Simple RNN Regression Model

class RnnModule(nn.Module):

    def __init__(self, n_features, hidden_size):
        super().__init__()
        self.n_features = n_features
        self.rnn = nn.RNN(
            input_size=n_features, hidden_size=hidden_size, num_layers=1
        )
        self.fc = nn.Linear(in_features=hidden_size, out_features=1)

    def forward(self, X, **kwargs):
        output, hn = self.rnn(X)  # lstm with input, hidden, and internal state
        return self.fc(output[-1, :])
dataset = datasets.Bikes()
metric = metrics.MAE()

model_pipeline = compose.Select(
    "clouds", "humidity", "pressure", "temperature", "wind"
)
model_pipeline += get_hour | feature_extraction.TargetAgg(
    by=["station", "hour"], how=stats.Mean()
)
model_pipeline |= preprocessing.StandardScaler()
model_pipeline |= RollingRegressor(
    module=RnnModule(10, 16),
    loss_fn="mse",
    optimizer_fn="sgd",
    window_size=20,
    lr=1e-2,
    hidden_size=32,  # parameters of MyModule can be overwritten
    append_predict=True,
)
model_pipeline
['clouds', [...]
Select ( clouds humidity pressure temperature wind )
get_hour
def get_hour(x): x["hour"] = x["moment"].hour return x
y_mean_by_station_and_hour
TargetAgg ( by=['station', 'hour'] how=Mean () target_name="y" )
StandardScaler
StandardScaler ( with_std=True )
RollingRegressor
RollingRegressor ( module=RnnModule( (rnn): RNN(10, 16) (fc): Linear(in_features=16, out_features=1, bias=True) ) loss_fn="mse" optimizer_fn="sgd" lr=0.01 is_feature_incremental=False device="cpu" seed=42 window_size=20 append_predict=True )
for x, y in dataset.take(5000):
    y_pred = model_pipeline.predict_one(x)
    metric.update(y_true=y, y_pred=y_pred)
    model_pipeline.learn_one(x=x, y=y)
print(f"MAE: {metric.get():.2f}")
MAE: 3.37

LSTM Regression Model

class LstmModule(nn.Module):

    def __init__(self, n_features, hidden_size=1):
        super().__init__()
        self.n_features = n_features
        self.hidden_size = hidden_size
        self.lstm = nn.LSTM(
            input_size=n_features,
            hidden_size=hidden_size,
            num_layers=1,
            bidirectional=False,
        )
        self.fc = nn.Linear(in_features=hidden_size, out_features=1)
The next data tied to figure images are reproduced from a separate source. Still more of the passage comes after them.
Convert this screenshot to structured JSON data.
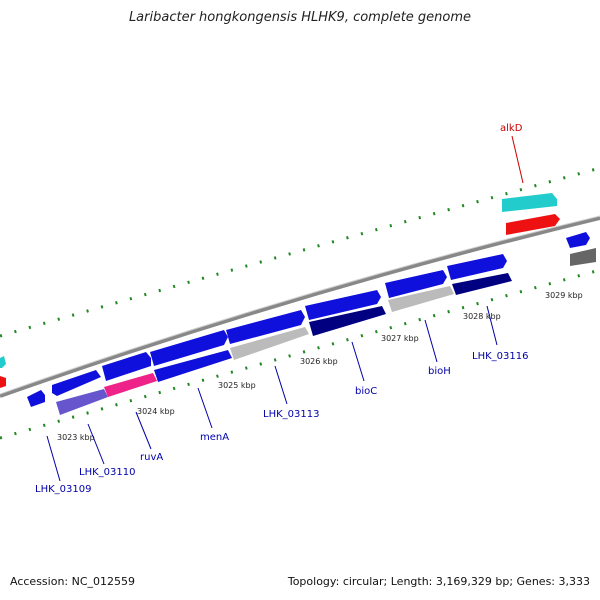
{
  "title": "Laribacter hongkongensis HLHK9, complete genome",
  "footer": {
    "accession": "Accession: NC_012559",
    "summary": "Topology: circular; Length: 3,169,329 bp; Genes: 3,333"
  },
  "scale_labels": [
    {
      "text": "3023 kbp",
      "name": "scale-3023"
    },
    {
      "text": "3024 kbp",
      "name": "scale-3024"
    },
    {
      "text": "3025 kbp",
      "name": "scale-3025"
    },
    {
      "text": "3026 kbp",
      "name": "scale-3026"
    },
    {
      "text": "3027 kbp",
      "name": "scale-3027"
    },
    {
      "text": "3028 kbp",
      "name": "scale-3028"
    },
    {
      "text": "3029 kbp",
      "name": "scale-3029"
    }
  ],
  "gene_labels": [
    {
      "text": "LHK_03109",
      "color": "#0000aa"
    },
    {
      "text": "LHK_03110",
      "color": "#0000aa"
    },
    {
      "text": "ruvA",
      "color": "#0000aa"
    },
    {
      "text": "menA",
      "color": "#0000aa"
    },
    {
      "text": "LHK_03113",
      "color": "#0000aa"
    },
    {
      "text": "bioC",
      "color": "#0000aa"
    },
    {
      "text": "bioH",
      "color": "#0000aa"
    },
    {
      "text": "LHK_03116",
      "color": "#0000aa"
    },
    {
      "text": "alkD",
      "color": "#cc0000"
    }
  ],
  "colors": {
    "backbone": "#888888",
    "gene_blue": "#1010dd",
    "gene_pink": "#ee2288",
    "gene_purple": "#6655cc",
    "gene_gray": "#bbbbbb",
    "gene_navy": "#000080",
    "gene_cyan": "#22cccc",
    "gene_red": "#ee1111",
    "gene_darkgray": "#666666",
    "tick_green": "#228822"
  }
}
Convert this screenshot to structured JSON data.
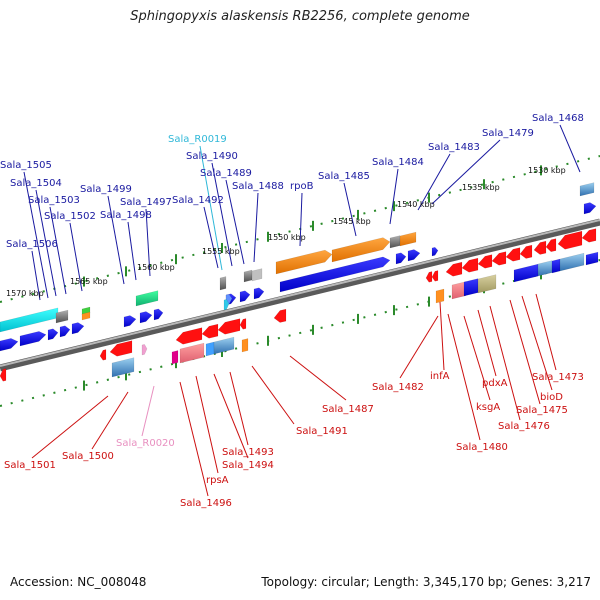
{
  "title": "Sphingopyxis alaskensis RB2256, complete genome",
  "footer": {
    "accession": "Accession: NC_008048",
    "summary": "Topology: circular; Length: 3,345,170 bp; Genes: 3,217"
  },
  "colors": {
    "label_top": "#1a1aa0",
    "label_bottom": "#cc1010",
    "label_rna_top": "#30b8d8",
    "label_rna_bottom": "#e890c0",
    "backbone": "#8a8a8a",
    "tick": "#2a8a2a"
  },
  "scale_labels": [
    {
      "text": "1570 kbp",
      "pos": 1570
    },
    {
      "text": "1565 kbp",
      "pos": 1565
    },
    {
      "text": "1560 kbp",
      "pos": 1560
    },
    {
      "text": "1555 kbp",
      "pos": 1555
    },
    {
      "text": "1550 kbp",
      "pos": 1550
    },
    {
      "text": "1545 kbp",
      "pos": 1545
    },
    {
      "text": "1540 kbp",
      "pos": 1540
    },
    {
      "text": "1535 kbp",
      "pos": 1535
    },
    {
      "text": "1530 kbp",
      "pos": 1530
    }
  ],
  "top_labels": [
    {
      "text": "Sala_1505",
      "color": "label_top"
    },
    {
      "text": "Sala_1504",
      "color": "label_top"
    },
    {
      "text": "Sala_1503",
      "color": "label_top"
    },
    {
      "text": "Sala_1502",
      "color": "label_top"
    },
    {
      "text": "Sala_1506",
      "color": "label_top"
    },
    {
      "text": "Sala_1499",
      "color": "label_top"
    },
    {
      "text": "Sala_1498",
      "color": "label_top"
    },
    {
      "text": "Sala_1497",
      "color": "label_top"
    },
    {
      "text": "Sala_R0019",
      "color": "label_rna_top"
    },
    {
      "text": "Sala_1490",
      "color": "label_top"
    },
    {
      "text": "Sala_1489",
      "color": "label_top"
    },
    {
      "text": "Sala_1488",
      "color": "label_top"
    },
    {
      "text": "Sala_1492",
      "color": "label_top"
    },
    {
      "text": "rpoB",
      "color": "label_top"
    },
    {
      "text": "Sala_1485",
      "color": "label_top"
    },
    {
      "text": "Sala_1484",
      "color": "label_top"
    },
    {
      "text": "Sala_1483",
      "color": "label_top"
    },
    {
      "text": "Sala_1479",
      "color": "label_top"
    },
    {
      "text": "Sala_1468",
      "color": "label_top"
    }
  ],
  "bottom_labels": [
    {
      "text": "Sala_1501",
      "color": "label_bottom"
    },
    {
      "text": "Sala_1500",
      "color": "label_bottom"
    },
    {
      "text": "Sala_R0020",
      "color": "label_rna_bottom"
    },
    {
      "text": "Sala_1496",
      "color": "label_bottom"
    },
    {
      "text": "rpsA",
      "color": "label_bottom"
    },
    {
      "text": "Sala_1494",
      "color": "label_bottom"
    },
    {
      "text": "Sala_1493",
      "color": "label_bottom"
    },
    {
      "text": "Sala_1491",
      "color": "label_bottom"
    },
    {
      "text": "Sala_1487",
      "color": "label_bottom"
    },
    {
      "text": "Sala_1482",
      "color": "label_bottom"
    },
    {
      "text": "infA",
      "color": "label_bottom"
    },
    {
      "text": "ksgA",
      "color": "label_bottom"
    },
    {
      "text": "Sala_1480",
      "color": "label_bottom"
    },
    {
      "text": "pdxA",
      "color": "label_bottom"
    },
    {
      "text": "Sala_1476",
      "color": "label_bottom"
    },
    {
      "text": "Sala_1475",
      "color": "label_bottom"
    },
    {
      "text": "bioD",
      "color": "label_bottom"
    },
    {
      "text": "Sala_1473",
      "color": "label_bottom"
    }
  ]
}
    def forward(self, X, **kwargs):
        output, (hn, cn) = self.lstm(
            X
        )  # lstm with input, hidden, and internal state
        return self.fc(output[-1, :])
dataset = datasets.Bikes()
metric = metrics.MAE()

model_pipeline = compose.Select(
    "clouds", "humidity", "pressure", "temperature", "wind"
)
model_pipeline += get_hour | feature_extraction.TargetAgg(
    by=["station", "hour"], how=stats.Mean()
)
model_pipeline |= preprocessing.StandardScaler()
model_pipeline |= RollingRegressor(
    module=LstmModule(10, 16),
    loss_fn="mse",
    optimizer_fn="sgd",
    window_size=20,
    lr=1e-2,
    hidden_size=32,  # parameters of MyModule can be overwritten
    append_predict=True,
)
model_pipeline
['clouds', [...]
Select ( clouds humidity pressure temperature wind )
get_hour
def get_hour(x): x["hour"] = x["moment"].hour return x
y_mean_by_station_and_hour
TargetAgg ( by=['station', 'hour'] how=Mean () target_name="y" )
StandardScaler
StandardScaler ( with_std=True )
RollingRegressor
RollingRegressor ( module=LstmModule( (lstm): LSTM(10, 16) (fc): Linear(in_features=16, out_features=1, bias=True) ) loss_fn="mse" optimizer_fn="sgd" lr=0.01 is_feature_incremental=False device="cpu" seed=42 window_size=20 append_predict=True )
for x, y in dataset.take(5000):
    y_pred = model_pipeline.predict_one(x)
    metric.update(y_true=y, y_pred=y_pred)
    model_pipeline.learn_one(x=x, y=y)
print(f"MAE: {metric.get():.2f}")
MAE: 2.80